What's your tolerance for setup complexity? dbt tests require almost no setup—they're built in. Great Expectations requires more initial configuration but provides more power and flexibility.

Common Pitfalls to Avoid

Don't try to make dbt tests do everything. I've seen teams write incredibly complex custom dbt tests that would be much simpler as Great Expectations. If you're writing Python macros to implement statistical checks in dbt, you're probably using the wrong tool.

Conversely, don't use Great Expectations for simple transformation validation. If you're already running dbt and you just want to check that a column is unique and not null, adding Great Expectations is overkill.

And please, don't implement validation logic in both tools for the same data at the same pipeline stage. That's just maintenance burden with no real benefit.

The Bottom Line

Great Expectations and dbt tests aren't competitors—they're complementary tools that solve different problems. dbt tests are perfect for validating your transformation logic with minimal friction. Great Expectations is the right choice for comprehensive data validation across your entire pipeline, especially at ingestion and for complex quality checks.

For most teams building production data pipelines, the answer isn't choosing one or the other.

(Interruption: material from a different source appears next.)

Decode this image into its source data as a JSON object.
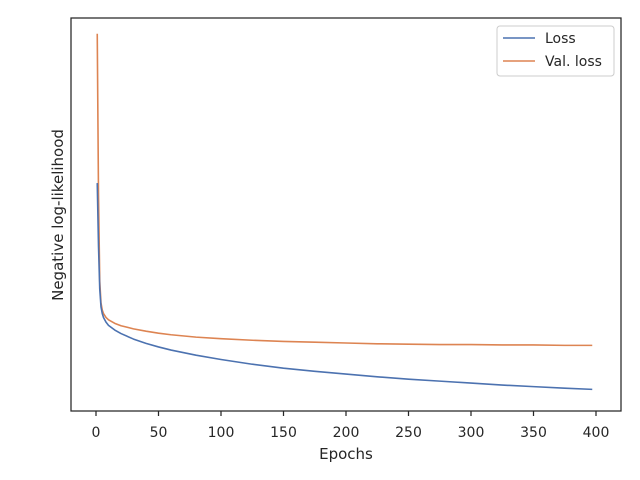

It's understanding where each tool adds value and implementing them strategically at the right points in your data flow. Start with dbt tests if you're already using dbt, then add Great Expectations when you need validation capabilities that dbt can't easily provide.

The goal isn't to use every tool available—it's to build reliable data systems that catch problems early and give your stakeholders confidence in the data they're using to make decisions.